UTF-8 is a brilliant design

Brilliance and Core Properties of UTF‑8

  • Widely praised as elegant, compact, and backwards‑compatible with ASCII without ugly hacks.
  • Key features highlighted: self‑synchronizing (continuation bytes start with 10), no embedded NUL or / in multibyte sequences, random seeking and recovery from truncation possible.
  • Continuation‑byte pattern also gives a strong heuristic for “is this UTF‑8?” on arbitrary data.

21‑Bit Limit and UTF‑16 Entanglement

  • Several comments note that UTF‑8’s original design could encode 31 bits; modern UTF‑8 is capped at 21 bits due to Unicode’s decision to stay compatible with UTF‑16 surrogates.
  • Disagreement on whether this is a real sacrifice: some argue 1.1M code points is effectively inexhaustible; others dislike the design coupling to UTF‑16 and would prefer UTF‑16 be deprecated in the long term.
  • Some point out the practical reality: today’s implementations, not the spec, will be the real limit.

UTF‑8 vs Other Encodings (UTF‑16, legacy code pages)

  • Many recount pain from pre‑UTF‑8 days (Shift‑JIS, EUC, GB2312, Big5, ISO‑8859‑x) and mojibake.
  • Debate over UTF‑16:
    • Pro‑UTF‑16: simpler forward parsing, denser for many CJK texts.
    • Anti‑UTF‑16: surrogates are easy to mishandle, endianness and BOM add complexity, real‑world documents often mix lots of ASCII so UTF‑8 is usually smaller overall.
  • Some note that early Windows, Java, JavaScript, and others locked in “16‑bit chars” before UTF‑8’s dominance.

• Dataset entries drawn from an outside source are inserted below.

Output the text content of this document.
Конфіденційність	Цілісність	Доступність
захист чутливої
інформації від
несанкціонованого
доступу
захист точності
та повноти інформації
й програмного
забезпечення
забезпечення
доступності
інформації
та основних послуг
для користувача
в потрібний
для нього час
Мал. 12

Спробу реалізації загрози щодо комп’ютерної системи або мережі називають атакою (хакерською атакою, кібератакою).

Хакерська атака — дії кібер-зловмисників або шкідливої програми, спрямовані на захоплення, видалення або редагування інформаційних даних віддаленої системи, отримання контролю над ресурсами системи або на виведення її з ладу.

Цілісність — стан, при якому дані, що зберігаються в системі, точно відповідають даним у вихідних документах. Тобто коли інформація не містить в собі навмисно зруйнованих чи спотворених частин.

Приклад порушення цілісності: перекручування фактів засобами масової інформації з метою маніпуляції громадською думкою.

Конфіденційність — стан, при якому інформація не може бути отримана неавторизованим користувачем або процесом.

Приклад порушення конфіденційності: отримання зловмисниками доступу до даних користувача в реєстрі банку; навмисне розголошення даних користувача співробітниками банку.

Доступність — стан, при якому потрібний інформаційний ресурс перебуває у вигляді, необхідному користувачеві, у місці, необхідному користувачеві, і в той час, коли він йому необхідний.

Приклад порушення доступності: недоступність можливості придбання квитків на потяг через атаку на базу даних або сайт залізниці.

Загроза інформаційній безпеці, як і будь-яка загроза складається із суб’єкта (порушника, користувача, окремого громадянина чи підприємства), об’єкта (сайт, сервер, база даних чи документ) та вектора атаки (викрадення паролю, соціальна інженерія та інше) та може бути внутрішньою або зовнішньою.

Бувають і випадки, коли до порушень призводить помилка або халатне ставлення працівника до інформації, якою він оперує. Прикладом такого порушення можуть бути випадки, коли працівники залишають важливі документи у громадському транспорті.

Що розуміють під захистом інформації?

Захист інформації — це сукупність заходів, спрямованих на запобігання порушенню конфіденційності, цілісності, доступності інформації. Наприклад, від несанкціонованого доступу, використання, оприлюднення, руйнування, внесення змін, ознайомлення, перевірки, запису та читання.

Error Handling, Invalid Sequences, and Security

  • Overlong encodings and invalid sequences are a known attack surface; advice is to reject or map to the replacement character, not silently reinterpret.
  • Discussion of alternative variable‑length schemes (VLQ/LEB128‑like, unary headers) weighing compactness vs self‑synchronization and SIMD‑friendliness.

Unicode Design and Scope Issues

  • Critiques target Unicode, not UTF‑8:
    • Han (CJK) unification complicates fonts and mixed‑language documents.
    • Emoji proliferation and zero‑width‑joiner sequences blur “character” vs glyph.
    • Combining characters and variation selectors mean “length” and “character” are inherently fuzzy.

String Representations and Indexing

  • Debate over internal representations: UTF‑8 vs UTF‑16 vs “wide chars” with index‑by‑code‑point.
  • Many argue O(1) indexing on code points is rarely needed; slices, cursors, or opaque indices over UTF‑8 are usually better.